You can follow Joe on Twitter at @ChapmanJ92
West Ham United: Ben Green (Squawka)
“I think most fans would like to see retrospective action taken in some capacity, if not to immediately hit those out-of-touch owners and their devious, gutless intentions, then to function as a future deterrent for equally misguided ventures to pull the ladder up from us “legacy fans” and the rest of the football pyramid.
“Admittedly, it wouldn’t sit right with me if managers, players and fans were caught in the crossfire of punishment, and as a West Ham supporter, the idea of my club clinching Champions League football based solely on the ‘Super Six’ getting docked points goes against the very facet of the game we were trying to protect: fair competition. Remember Leeds’ pre-Liverpool shirt slogan, ‘Earn It’?

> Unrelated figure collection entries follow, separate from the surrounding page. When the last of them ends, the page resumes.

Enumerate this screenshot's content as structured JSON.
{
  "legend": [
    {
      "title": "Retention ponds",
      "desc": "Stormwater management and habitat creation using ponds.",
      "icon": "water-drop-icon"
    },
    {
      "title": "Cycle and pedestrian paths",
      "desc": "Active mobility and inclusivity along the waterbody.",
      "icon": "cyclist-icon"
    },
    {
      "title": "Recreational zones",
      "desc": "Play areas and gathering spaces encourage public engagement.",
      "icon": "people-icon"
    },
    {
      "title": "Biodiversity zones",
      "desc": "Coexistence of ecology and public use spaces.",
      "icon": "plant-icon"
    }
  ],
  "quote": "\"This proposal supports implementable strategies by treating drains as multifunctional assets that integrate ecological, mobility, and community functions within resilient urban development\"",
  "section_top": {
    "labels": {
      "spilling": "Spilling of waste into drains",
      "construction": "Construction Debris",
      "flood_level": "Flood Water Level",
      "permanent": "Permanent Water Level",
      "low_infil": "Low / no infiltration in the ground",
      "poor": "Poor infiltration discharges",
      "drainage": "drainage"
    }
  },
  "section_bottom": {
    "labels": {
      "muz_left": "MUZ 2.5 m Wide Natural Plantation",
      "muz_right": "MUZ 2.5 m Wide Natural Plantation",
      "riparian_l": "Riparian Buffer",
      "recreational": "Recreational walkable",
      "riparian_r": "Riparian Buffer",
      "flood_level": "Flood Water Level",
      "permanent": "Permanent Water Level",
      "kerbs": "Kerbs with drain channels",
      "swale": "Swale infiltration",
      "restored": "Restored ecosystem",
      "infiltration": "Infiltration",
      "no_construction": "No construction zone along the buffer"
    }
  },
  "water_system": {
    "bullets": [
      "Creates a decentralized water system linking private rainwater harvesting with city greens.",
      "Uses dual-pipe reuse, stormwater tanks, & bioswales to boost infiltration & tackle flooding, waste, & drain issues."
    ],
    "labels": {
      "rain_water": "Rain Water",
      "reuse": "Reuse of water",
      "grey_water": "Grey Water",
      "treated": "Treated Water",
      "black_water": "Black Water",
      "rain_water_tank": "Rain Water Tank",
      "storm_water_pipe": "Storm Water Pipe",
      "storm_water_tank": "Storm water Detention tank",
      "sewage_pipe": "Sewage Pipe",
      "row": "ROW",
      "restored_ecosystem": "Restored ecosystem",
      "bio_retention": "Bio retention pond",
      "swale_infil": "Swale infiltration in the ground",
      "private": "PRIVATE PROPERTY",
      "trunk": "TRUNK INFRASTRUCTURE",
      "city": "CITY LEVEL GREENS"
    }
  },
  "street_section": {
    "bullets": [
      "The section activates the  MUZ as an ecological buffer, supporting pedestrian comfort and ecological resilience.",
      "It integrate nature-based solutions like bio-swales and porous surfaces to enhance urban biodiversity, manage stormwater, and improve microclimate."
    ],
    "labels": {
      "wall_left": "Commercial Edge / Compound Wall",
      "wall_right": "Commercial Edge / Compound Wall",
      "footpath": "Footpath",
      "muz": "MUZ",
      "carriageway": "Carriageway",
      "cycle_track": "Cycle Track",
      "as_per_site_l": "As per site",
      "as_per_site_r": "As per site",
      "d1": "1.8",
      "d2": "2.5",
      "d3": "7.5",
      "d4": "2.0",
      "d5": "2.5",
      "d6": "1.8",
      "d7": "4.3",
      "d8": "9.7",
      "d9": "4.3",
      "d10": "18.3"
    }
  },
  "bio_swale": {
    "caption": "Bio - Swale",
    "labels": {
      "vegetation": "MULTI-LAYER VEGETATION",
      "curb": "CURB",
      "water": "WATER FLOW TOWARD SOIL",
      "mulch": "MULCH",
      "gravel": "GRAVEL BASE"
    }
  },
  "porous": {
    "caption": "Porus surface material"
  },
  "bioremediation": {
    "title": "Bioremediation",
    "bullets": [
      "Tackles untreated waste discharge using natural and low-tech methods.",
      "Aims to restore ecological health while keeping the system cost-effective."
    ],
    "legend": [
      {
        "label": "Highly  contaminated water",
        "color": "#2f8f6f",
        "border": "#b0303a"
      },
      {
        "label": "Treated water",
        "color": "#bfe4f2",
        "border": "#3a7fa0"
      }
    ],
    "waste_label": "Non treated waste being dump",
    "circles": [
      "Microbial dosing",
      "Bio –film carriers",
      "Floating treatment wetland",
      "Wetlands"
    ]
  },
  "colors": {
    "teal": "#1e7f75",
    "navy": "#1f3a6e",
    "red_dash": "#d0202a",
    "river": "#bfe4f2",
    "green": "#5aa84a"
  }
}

“It would be a dream come true to get into Europe, but I want West Ham there on merit, not because some spineless billionaire wanted a bigger slice of the pie. That said, nobody gave a second thought to the fans when the likes of Bury and Sheffield Wednesday were made to pay for boardroom incompetence, and that rule should apply across the football landscape, not just the lower leagues.”
You can read more of Ben’s work for Squawka here
Wolverhampton Wanderers: Dave Azzopardi (Talking Wolves)
“I think the ESL clubs should definitely be penalised. They have completely disrespected the rest of the English football pyramid and it’s purely a money-driven decision from the club’s owners. I think Uefa should punish them and ban them from at least one season of the Champions League/Europa League or a heavy fine for those teams who miss out on qualifying altogether. The FA should also give them a heavy fine with a large proportion of that money being distributed to other clubs.”